Until Jackie Robinson joined the Brooklyn Dodgers in 1947, Afican Americans were shut out of the all-American Pastime: Major League Baseball. Thousands of talented athletes were excluded simply because of the color of their skin. And so they formed their own leagues. The history of the Negro Leagues is the story of legendary heroes such as Cool Papa~Bell, who some say was the fastest runner to ever steal a base, and Satchel Paige, whose fastball was called a "Bee Ball" because all the batter heard was a buzz as it zinged past him over the plate.

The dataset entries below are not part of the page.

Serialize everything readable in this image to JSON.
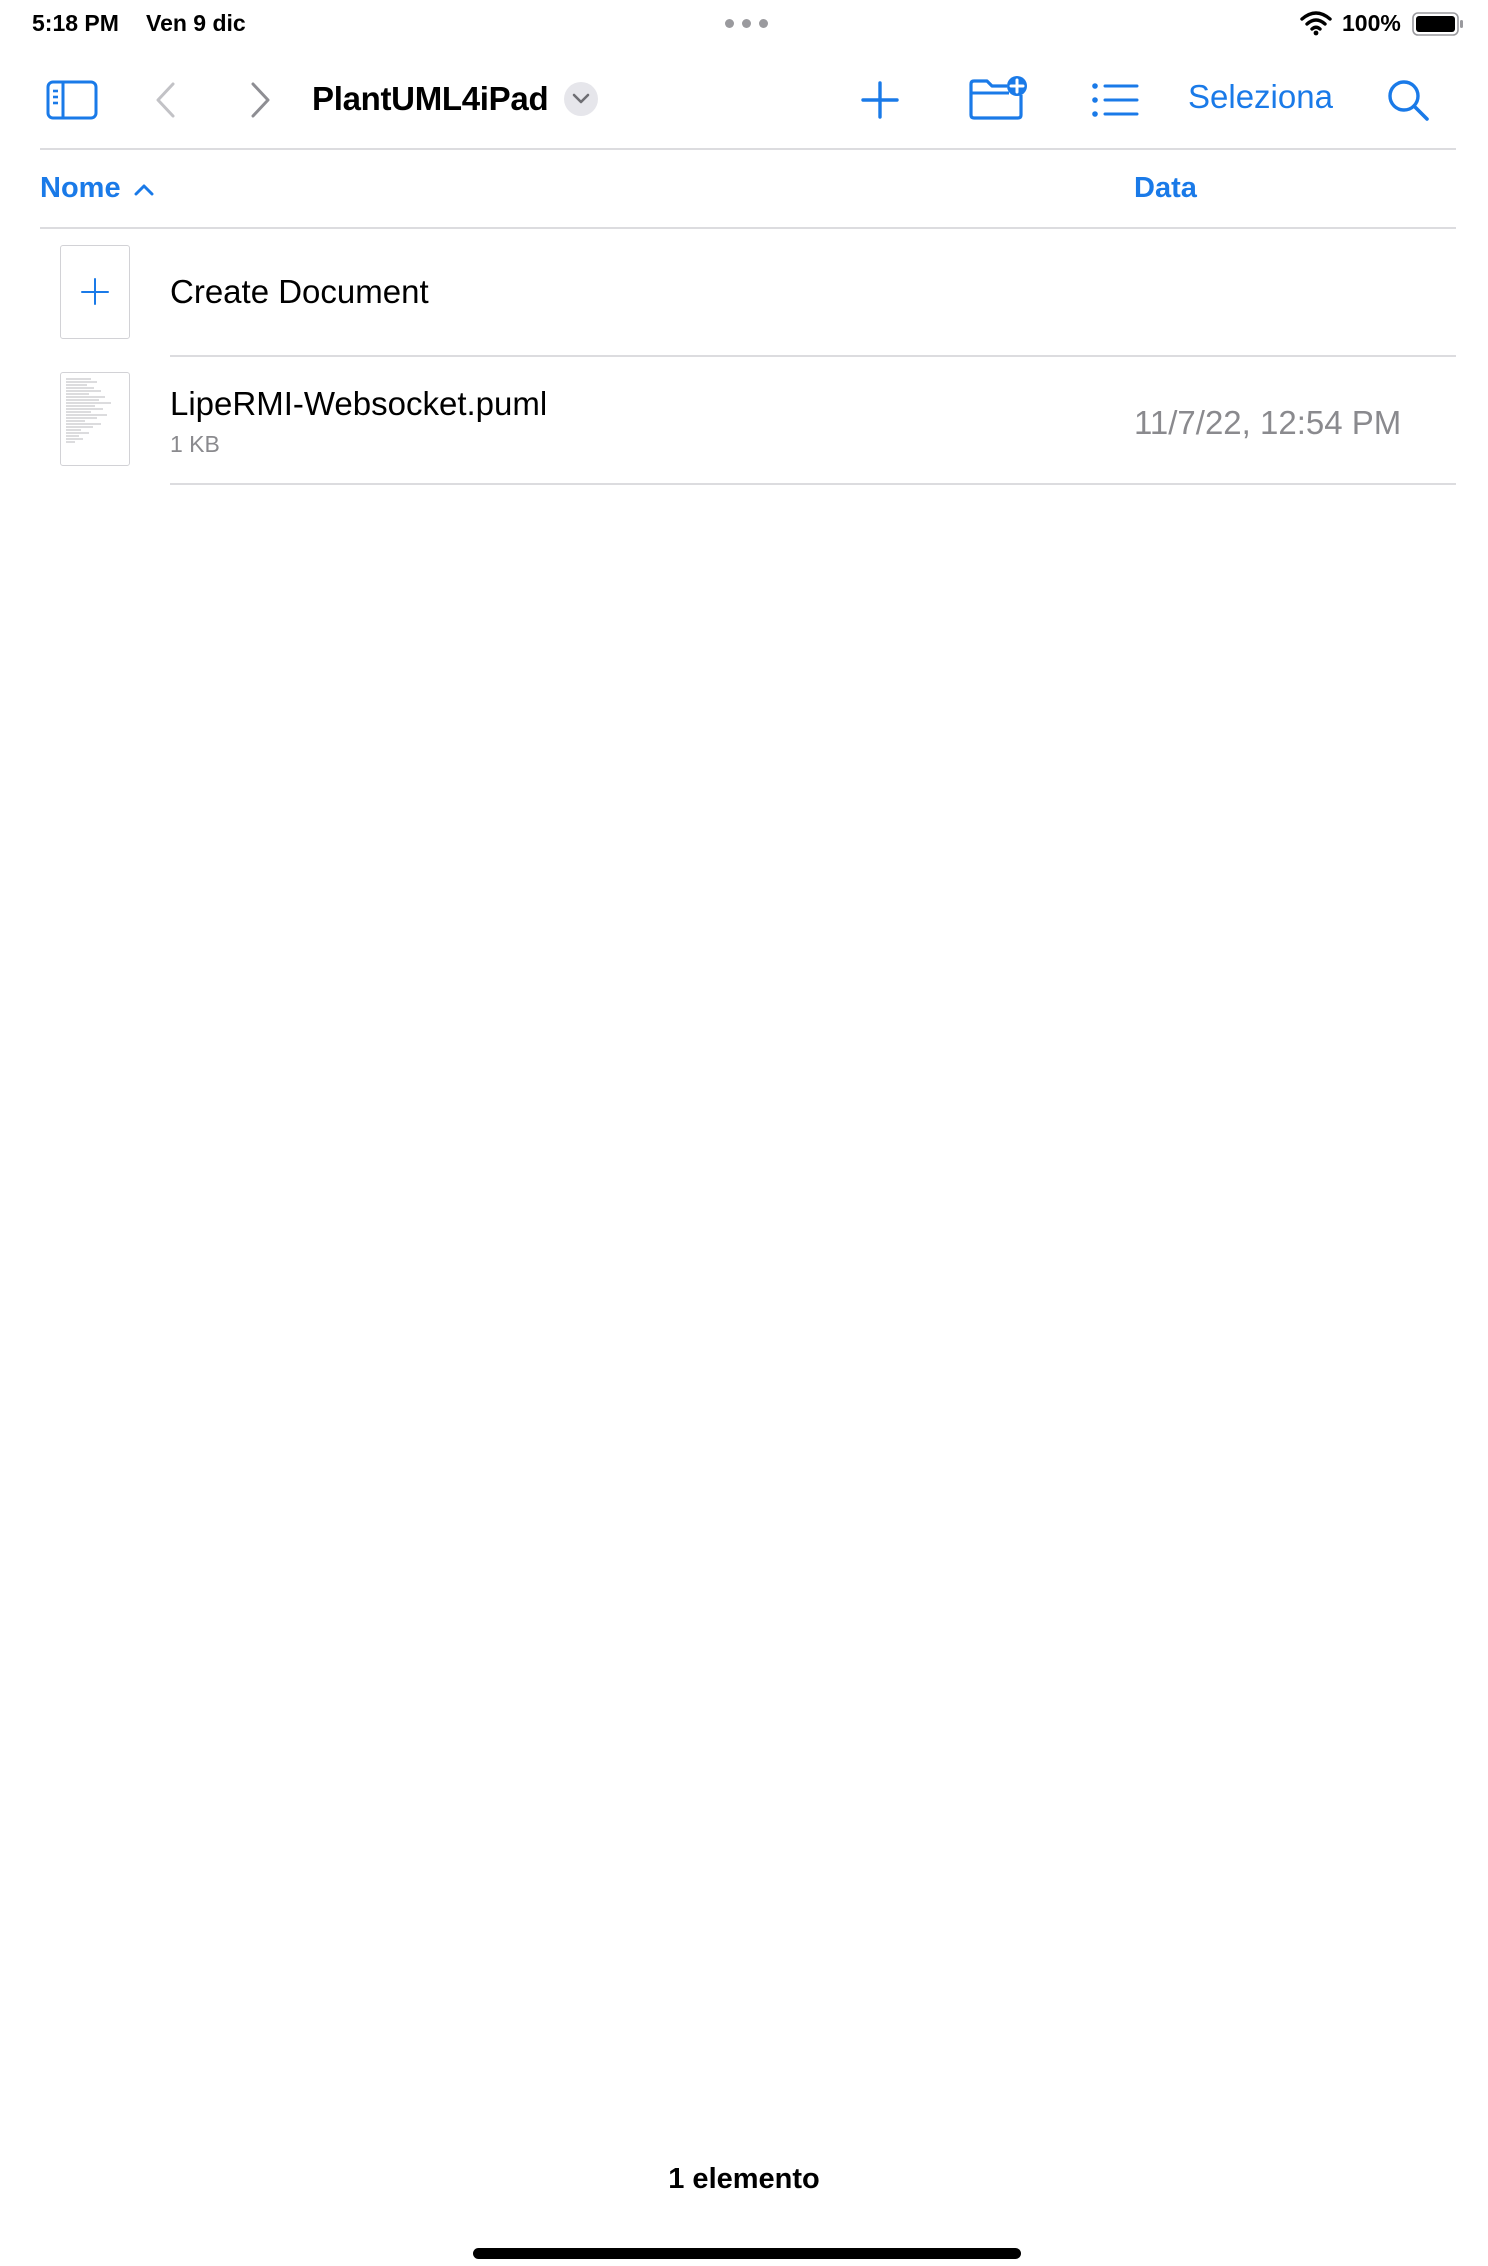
{
  "status_bar": {
    "time": "5:18 PM",
    "date": "Ven 9 dic",
    "battery_percent": "100%",
    "wifi_icon": "wifi-icon",
    "battery_icon": "battery-full-icon"
  },
  "toolbar": {
    "sidebar_icon": "sidebar-toggle-icon",
    "back_icon": "chevron-left-icon",
    "forward_icon": "chevron-right-icon",
    "title": "PlantUML4iPad",
    "title_menu_icon": "chevron-down-icon",
    "add_icon": "plus-icon",
    "new_folder_icon": "folder-badge-plus-icon",
    "view_icon": "list-icon",
    "select_label": "Seleziona",
    "search_icon": "magnifying-glass-icon"
  },
  "columns": {
    "name_header": "Nome",
    "name_sort_icon": "chevron-up-icon",
    "date_header": "Data"
  },
  "rows": {
    "create_label": "Create Document",
    "create_icon": "plus-icon",
    "files": [
      {
        "name": "LipeRMI-Websocket.puml",
        "size": "1 KB",
        "date": "11/7/22, 12:54 PM"
      }
    ]
  },
  "footer": {
    "item_count": "1 elemento"
  },
  "colors": {
    "accent": "#1a7ae8",
    "secondary_text": "#8a8a8e",
    "divider": "#dcdcdf"
  }
}
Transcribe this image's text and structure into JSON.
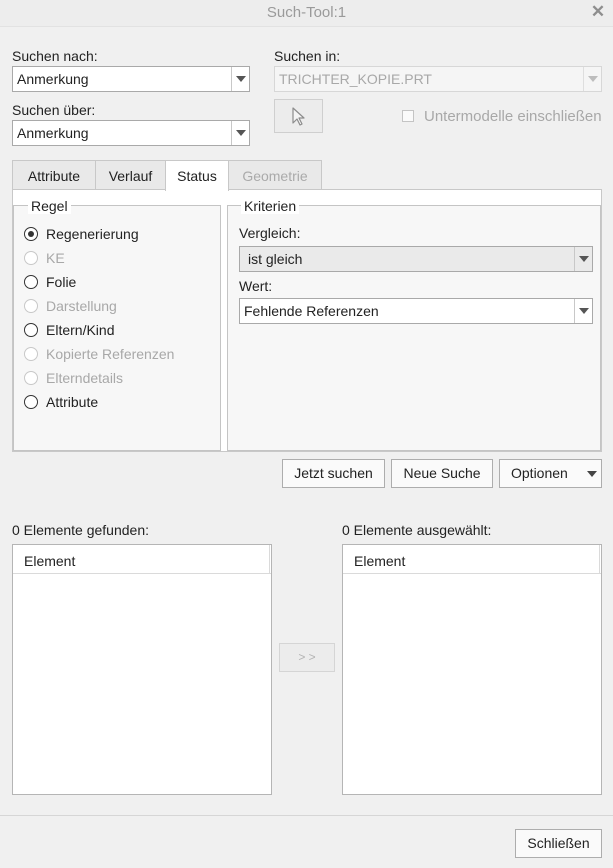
{
  "window": {
    "title": "Such-Tool:1",
    "close_glyph": "✕"
  },
  "search_for": {
    "label": "Suchen nach:",
    "value": "Anmerkung"
  },
  "search_via": {
    "label": "Suchen über:",
    "value": "Anmerkung"
  },
  "search_in": {
    "label": "Suchen in:",
    "value": "TRICHTER_KOPIE.PRT"
  },
  "include_submodels": {
    "label": "Untermodelle einschließen",
    "checked": false
  },
  "tabs": [
    {
      "label": "Attribute",
      "state": "normal"
    },
    {
      "label": "Verlauf",
      "state": "normal"
    },
    {
      "label": "Status",
      "state": "active"
    },
    {
      "label": "Geometrie",
      "state": "disabled"
    }
  ],
  "rule": {
    "legend": "Regel",
    "options": [
      {
        "label": "Regenerierung",
        "checked": true,
        "enabled": true
      },
      {
        "label": "KE",
        "checked": false,
        "enabled": false
      },
      {
        "label": "Folie",
        "checked": false,
        "enabled": true
      },
      {
        "label": "Darstellung",
        "checked": false,
        "enabled": false
      },
      {
        "label": "Eltern/Kind",
        "checked": false,
        "enabled": true
      },
      {
        "label": "Kopierte Referenzen",
        "checked": false,
        "enabled": false
      },
      {
        "label": "Elterndetails",
        "checked": false,
        "enabled": false
      },
      {
        "label": "Attribute",
        "checked": false,
        "enabled": true
      }
    ]
  },
  "criteria": {
    "legend": "Kriterien",
    "compare_label": "Vergleich:",
    "compare_value": "ist gleich",
    "value_label": "Wert:",
    "value_value": "Fehlende Referenzen"
  },
  "actions": {
    "search_now": "Jetzt suchen",
    "new_search": "Neue Suche",
    "options": "Optionen"
  },
  "results": {
    "found_label": "0 Elemente gefunden:",
    "found_column": "Element",
    "selected_label": "0 Elemente ausgewählt:",
    "selected_column": "Element",
    "transfer_label": "> >"
  },
  "footer": {
    "close": "Schließen"
  },
  "icons": {
    "pick": "cursor-arrow-icon",
    "dropdown": "chevron-down-icon"
  }
}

The players were forced to endure segregated, second-rate living conditions, but their talent, courage and determination were always first-rate. By 1960, the last of the Negro League baseball teams were disbanded. Although the heyday of the Negro Leagues was over, a few Major League stars got their start playing for the last of the Negro League teams. Ernie Banks honed his skills with the Kansas City Monarchs before going to the Chicago Cubs. The New York Giants paid $15,000 to the Birmingham Black Barons for a powerful slugger named Willie Mays. And, the record-breaking home run hitter, Hank Aaron, played for the Indianapolis Clowns before he put on a Boston Braves uniform.

Meanwhile, Jackie Robinson played second base for the Brooklyn Dodgers throughout the 1950's. His lifetime batting average was an impressive .311, and in 1962 he was elected to the Baseball Hall of Fame. This was another first. Other players with roots in the Negro Leagues but who spent the bulk of their careers in the Major Leagues who have also been elected to the Baseball Hall of Fame included Hank Aaron, Ernie Banks, Willie Mays and Roy Campanella. No other athletes who played exclusively for the Negro Leagues were placed in the Baseball Hall of Fame until the late 1960's when the rules were changed. Finally, the superstars of the Negro Leagues could get the honor they so richly deserved. Satchel Paige was the first, elected in 1971. Josh Gibson and Buck Leonard were inducted in 1972. Cool Papa Bell, Ray Dandridge, Oscar Charleston, Martin Dihigo, Monte Irvin, Pop Lloyd Judy Johnson and Rube Foster soon followed.

At last, a few of the players were recognized and included, but there are so many more exceptional players who have not been honored. Until they are, the Season will not be over.